In running into the vehicle ahead of her, defendant failed to stop within the assured clear distance ahead, in violation of the specific requirements of Section 4511.21, Revised Code. Unless her conduct was legally excused, such violation constituted negligence per se.
Under the authority of Spalding v. Waxler, 2 Ohio St. 2d 1, the operator of a motor vehicle has control over its brake equipment and the maintenance thereof, and he has a statutory duty to maintain the brakes in good working order at all times. Ordinary care is not sufficient to constitute compliance. Therefore, the brake failure in the instant cases was a self-created emergency. Such an emergency cannot serve as a legal excuse for failure to comply with the assured-clear-distance-ahead provision of Section 4511.21, Revised Code.
Under the circumstances, there was no issue of sudden emergency or unavoidable accident in the cases. It was, there*11fore, error to give an instruction on the subject. See Ricks v. Jackson, 169 Ohio St. 254, 257.

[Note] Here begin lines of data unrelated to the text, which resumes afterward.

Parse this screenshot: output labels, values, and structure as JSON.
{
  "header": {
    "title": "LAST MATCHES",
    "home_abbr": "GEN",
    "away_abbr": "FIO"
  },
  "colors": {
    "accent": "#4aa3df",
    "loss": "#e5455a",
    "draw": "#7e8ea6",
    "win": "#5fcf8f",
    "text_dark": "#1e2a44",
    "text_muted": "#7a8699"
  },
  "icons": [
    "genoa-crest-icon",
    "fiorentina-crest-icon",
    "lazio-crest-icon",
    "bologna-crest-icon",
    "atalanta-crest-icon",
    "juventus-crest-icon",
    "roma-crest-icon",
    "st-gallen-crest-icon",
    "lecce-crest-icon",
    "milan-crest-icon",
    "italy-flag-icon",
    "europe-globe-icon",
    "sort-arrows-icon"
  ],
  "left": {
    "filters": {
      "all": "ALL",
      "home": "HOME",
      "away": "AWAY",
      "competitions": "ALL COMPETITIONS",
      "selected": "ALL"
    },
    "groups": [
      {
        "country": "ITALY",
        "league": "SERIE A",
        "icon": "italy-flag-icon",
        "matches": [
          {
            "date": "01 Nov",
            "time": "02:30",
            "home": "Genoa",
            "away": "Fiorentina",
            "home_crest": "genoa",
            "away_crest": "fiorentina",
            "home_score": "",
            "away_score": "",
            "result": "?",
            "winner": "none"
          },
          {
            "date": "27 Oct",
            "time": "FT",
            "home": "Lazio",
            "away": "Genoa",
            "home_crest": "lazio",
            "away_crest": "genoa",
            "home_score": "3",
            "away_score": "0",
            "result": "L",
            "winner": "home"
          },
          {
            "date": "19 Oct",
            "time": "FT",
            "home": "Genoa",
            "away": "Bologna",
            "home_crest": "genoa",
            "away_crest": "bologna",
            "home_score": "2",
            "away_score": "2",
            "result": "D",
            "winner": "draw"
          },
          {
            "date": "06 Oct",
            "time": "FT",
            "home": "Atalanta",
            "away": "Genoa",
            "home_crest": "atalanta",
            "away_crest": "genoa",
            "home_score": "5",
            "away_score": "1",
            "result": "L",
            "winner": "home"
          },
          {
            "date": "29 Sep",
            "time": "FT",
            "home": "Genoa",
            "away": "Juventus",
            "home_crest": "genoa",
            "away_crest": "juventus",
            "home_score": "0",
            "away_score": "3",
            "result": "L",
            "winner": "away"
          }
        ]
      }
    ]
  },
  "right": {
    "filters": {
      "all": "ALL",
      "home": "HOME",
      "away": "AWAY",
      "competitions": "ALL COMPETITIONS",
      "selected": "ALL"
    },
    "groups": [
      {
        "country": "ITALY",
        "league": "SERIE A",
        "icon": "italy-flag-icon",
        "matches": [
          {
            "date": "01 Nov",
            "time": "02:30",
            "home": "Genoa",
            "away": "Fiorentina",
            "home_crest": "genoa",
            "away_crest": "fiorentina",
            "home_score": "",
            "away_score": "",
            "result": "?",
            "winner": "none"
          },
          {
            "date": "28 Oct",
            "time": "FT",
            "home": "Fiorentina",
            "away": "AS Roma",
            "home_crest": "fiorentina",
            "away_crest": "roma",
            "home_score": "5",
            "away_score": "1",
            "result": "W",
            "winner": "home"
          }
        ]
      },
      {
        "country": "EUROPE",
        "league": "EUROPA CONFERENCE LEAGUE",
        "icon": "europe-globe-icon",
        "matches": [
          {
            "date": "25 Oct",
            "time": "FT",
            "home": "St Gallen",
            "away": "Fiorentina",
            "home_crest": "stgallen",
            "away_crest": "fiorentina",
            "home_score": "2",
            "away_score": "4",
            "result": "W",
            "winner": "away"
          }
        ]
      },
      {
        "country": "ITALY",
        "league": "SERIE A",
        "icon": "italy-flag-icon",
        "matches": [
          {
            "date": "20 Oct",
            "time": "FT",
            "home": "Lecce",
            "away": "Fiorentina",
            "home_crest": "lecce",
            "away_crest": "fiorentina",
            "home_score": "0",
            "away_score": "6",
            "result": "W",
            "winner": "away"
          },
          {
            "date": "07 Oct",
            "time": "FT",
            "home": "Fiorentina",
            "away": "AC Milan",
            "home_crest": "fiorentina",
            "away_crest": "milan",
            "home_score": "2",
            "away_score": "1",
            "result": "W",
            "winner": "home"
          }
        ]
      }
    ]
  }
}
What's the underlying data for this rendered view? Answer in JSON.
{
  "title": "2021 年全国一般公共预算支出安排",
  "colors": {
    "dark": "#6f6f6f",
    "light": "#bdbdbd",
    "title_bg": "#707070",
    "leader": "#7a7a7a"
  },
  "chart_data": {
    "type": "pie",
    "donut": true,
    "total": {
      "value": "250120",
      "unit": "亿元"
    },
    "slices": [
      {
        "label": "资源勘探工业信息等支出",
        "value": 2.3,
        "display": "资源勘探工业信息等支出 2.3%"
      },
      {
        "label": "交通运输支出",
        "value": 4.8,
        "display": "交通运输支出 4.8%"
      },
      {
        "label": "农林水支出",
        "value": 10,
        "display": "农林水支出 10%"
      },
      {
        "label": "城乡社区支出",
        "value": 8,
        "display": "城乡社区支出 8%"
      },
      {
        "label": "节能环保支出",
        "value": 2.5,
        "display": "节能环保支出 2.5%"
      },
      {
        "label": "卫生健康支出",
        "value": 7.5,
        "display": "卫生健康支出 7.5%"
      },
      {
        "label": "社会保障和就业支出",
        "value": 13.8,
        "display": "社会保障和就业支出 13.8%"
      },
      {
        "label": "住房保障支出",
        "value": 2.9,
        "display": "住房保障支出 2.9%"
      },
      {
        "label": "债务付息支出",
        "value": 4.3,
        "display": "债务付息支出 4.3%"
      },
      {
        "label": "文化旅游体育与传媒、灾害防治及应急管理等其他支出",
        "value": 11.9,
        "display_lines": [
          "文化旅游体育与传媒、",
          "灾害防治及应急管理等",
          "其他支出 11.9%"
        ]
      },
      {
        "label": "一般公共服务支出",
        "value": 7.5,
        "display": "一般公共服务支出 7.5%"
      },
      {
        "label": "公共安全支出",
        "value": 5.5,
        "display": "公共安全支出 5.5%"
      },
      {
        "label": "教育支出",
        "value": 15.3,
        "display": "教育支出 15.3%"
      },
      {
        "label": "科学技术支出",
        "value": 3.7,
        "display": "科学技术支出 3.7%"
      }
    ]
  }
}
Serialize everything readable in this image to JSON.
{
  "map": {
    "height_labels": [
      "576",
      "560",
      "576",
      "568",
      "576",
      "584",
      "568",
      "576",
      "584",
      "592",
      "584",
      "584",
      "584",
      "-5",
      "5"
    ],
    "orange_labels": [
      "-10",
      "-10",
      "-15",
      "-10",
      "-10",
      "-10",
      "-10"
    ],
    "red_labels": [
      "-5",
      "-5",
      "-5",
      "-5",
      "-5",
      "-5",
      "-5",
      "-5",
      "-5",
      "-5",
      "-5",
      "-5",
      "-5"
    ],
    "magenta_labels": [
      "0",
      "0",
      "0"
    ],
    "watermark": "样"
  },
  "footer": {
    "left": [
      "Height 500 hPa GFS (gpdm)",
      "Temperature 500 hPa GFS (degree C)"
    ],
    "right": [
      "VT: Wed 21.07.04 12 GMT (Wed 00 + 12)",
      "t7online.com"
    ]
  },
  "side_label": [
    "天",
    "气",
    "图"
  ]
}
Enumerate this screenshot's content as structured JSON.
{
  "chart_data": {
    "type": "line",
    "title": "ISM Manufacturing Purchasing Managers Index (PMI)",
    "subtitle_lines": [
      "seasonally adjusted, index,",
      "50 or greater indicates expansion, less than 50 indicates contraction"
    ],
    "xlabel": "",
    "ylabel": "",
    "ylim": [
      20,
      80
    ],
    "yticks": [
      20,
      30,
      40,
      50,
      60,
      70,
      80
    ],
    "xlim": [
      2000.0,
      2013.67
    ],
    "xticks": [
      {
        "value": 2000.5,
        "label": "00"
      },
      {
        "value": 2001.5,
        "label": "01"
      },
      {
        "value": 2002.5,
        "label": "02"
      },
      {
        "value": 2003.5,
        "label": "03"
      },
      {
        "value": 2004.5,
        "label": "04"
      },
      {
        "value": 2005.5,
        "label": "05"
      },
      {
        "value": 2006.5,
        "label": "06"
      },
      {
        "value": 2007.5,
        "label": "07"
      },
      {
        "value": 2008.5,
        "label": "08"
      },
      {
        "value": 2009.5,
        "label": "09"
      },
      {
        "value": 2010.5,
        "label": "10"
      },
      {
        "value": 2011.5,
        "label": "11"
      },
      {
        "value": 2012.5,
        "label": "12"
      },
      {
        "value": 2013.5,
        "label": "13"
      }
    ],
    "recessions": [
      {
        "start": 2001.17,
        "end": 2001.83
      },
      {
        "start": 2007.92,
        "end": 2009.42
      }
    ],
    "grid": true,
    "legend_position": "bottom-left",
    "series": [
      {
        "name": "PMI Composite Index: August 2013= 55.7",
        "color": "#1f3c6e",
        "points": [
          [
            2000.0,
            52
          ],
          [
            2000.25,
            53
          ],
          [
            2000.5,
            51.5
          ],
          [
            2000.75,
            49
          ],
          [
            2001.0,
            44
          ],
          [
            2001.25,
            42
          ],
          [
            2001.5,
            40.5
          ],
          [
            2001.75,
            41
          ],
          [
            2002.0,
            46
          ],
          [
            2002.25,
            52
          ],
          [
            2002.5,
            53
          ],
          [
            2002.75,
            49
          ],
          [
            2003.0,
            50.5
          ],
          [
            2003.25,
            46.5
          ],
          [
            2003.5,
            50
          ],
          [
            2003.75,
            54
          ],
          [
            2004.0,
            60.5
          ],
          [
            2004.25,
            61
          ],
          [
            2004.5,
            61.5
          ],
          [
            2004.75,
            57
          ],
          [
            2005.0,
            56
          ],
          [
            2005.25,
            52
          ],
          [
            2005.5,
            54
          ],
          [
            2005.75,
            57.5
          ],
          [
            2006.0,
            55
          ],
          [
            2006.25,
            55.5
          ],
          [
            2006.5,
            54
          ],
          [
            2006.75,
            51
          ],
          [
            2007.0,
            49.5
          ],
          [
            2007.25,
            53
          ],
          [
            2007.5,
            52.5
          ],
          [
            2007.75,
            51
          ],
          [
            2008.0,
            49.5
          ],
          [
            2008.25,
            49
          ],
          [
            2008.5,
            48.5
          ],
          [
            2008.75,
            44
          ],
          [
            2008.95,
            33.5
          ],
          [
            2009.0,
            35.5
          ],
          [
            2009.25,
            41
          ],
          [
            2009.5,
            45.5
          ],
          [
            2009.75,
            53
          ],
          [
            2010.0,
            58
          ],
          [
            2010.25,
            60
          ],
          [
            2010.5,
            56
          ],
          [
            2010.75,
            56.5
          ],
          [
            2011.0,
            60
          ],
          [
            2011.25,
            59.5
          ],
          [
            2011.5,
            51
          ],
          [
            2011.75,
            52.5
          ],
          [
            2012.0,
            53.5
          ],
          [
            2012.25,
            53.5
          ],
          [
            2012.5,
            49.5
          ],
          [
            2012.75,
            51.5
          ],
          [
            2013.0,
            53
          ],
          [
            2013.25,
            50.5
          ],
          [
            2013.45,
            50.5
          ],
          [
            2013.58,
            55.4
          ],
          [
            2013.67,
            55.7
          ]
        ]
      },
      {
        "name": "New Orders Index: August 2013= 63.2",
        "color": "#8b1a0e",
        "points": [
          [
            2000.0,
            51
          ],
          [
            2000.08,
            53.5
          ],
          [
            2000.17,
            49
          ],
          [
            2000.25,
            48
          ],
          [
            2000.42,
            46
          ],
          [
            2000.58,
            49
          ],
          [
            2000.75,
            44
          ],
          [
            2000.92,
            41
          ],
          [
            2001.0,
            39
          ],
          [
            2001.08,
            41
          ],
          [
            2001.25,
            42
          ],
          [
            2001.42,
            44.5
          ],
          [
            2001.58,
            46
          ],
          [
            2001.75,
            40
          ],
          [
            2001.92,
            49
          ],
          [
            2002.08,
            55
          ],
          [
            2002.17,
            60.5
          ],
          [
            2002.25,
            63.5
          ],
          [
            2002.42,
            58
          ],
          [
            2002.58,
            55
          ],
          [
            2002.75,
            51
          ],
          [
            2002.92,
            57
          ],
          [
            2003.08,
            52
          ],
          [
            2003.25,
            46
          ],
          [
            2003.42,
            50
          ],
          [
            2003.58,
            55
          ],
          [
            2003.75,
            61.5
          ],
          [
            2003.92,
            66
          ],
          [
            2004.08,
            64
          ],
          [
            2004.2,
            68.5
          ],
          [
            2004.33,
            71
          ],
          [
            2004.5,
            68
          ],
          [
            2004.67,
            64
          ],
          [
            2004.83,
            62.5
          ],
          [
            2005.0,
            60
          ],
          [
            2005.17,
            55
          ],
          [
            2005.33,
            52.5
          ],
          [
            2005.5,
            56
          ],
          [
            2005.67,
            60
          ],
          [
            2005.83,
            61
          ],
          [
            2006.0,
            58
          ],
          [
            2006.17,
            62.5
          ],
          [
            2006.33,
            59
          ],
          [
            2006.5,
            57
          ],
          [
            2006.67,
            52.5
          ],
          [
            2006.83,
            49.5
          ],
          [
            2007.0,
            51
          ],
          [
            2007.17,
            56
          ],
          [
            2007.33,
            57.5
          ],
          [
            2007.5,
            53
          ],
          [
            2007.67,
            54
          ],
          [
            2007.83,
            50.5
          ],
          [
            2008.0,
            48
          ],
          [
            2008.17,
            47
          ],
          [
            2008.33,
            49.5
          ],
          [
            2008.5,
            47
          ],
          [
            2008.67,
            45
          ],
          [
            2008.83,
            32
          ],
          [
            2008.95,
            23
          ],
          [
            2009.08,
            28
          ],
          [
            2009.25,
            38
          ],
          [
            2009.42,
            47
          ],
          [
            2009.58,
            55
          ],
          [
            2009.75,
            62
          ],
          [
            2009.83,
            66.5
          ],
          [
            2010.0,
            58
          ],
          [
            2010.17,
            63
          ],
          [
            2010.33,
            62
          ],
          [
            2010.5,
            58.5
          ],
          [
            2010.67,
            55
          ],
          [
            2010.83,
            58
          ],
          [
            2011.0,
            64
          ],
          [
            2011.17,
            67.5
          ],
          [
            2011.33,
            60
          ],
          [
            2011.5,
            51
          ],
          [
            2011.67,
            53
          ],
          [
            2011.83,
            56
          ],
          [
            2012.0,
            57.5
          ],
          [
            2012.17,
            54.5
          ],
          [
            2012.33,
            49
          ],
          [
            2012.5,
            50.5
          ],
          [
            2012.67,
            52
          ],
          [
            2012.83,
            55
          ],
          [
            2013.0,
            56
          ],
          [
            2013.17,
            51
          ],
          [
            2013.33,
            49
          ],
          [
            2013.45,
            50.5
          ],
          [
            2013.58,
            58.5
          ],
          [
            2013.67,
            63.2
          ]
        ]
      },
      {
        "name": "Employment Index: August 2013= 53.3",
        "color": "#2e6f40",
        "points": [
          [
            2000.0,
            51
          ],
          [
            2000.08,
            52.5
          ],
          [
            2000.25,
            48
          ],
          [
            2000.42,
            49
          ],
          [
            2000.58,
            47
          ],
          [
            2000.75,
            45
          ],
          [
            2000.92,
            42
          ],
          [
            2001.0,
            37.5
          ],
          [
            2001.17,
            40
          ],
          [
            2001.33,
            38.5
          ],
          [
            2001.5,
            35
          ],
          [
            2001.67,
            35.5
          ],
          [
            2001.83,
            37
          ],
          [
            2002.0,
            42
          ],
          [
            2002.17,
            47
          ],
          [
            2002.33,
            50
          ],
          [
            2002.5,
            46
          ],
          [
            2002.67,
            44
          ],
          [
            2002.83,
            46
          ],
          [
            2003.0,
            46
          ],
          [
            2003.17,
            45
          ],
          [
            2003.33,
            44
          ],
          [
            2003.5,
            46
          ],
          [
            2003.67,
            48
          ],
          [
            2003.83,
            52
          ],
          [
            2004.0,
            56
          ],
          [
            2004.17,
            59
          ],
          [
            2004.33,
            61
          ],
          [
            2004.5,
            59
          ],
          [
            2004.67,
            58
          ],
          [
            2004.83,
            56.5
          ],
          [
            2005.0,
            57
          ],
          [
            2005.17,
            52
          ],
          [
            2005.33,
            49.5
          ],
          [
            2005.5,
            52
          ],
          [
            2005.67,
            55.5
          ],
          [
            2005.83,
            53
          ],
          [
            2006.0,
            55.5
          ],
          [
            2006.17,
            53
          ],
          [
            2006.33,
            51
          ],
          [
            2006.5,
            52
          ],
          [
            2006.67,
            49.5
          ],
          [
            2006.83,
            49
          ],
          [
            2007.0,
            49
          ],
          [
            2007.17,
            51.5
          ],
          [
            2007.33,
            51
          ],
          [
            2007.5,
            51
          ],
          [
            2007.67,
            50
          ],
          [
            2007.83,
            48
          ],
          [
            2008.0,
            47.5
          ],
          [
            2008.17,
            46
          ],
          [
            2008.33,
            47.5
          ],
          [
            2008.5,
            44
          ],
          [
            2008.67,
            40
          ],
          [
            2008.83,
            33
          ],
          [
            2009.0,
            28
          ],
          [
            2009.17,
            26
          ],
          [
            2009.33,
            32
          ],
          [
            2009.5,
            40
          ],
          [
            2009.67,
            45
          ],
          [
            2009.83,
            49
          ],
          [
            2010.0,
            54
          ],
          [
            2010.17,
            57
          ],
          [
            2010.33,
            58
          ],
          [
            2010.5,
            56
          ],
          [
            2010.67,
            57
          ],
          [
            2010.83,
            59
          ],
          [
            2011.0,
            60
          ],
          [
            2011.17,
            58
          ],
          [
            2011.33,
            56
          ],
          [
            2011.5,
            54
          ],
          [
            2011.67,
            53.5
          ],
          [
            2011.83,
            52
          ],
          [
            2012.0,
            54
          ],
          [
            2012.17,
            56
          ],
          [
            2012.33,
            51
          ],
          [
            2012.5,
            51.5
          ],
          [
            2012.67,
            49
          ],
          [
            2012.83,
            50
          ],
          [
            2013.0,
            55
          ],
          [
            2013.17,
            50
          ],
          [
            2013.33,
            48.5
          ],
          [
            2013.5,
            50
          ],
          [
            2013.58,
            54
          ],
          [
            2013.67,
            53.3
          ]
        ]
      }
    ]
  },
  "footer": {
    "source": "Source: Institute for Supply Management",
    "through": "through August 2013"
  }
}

In the instant cases, defendant was negligent as a matter of law. Although the question of proximate cause is ordinarily one for the jury (see White v. Ohio Power Co., 171 Ohio St. 148; Clinger v. Duncan, 166 Ohio St. 216), reasonable minds could only conclude that in the instant cases defendant’s negligence was the proximate cause of the collision. The trial court should, therefore, have directed verdicts in favor of plaintiffs on the question of liability and submitted only the question of damages to the jury. See Kehrer v. McKittrick, 176 Ohio St. 192. The judgments of the Court of Appeals are, therefore, reversed.
Judgments reversed.
Taft, O. J., Matthias, O’Neill, Herbert and Brown, JJ., concur. ZimmermaN, J., dissents. Schneider, J., not participating.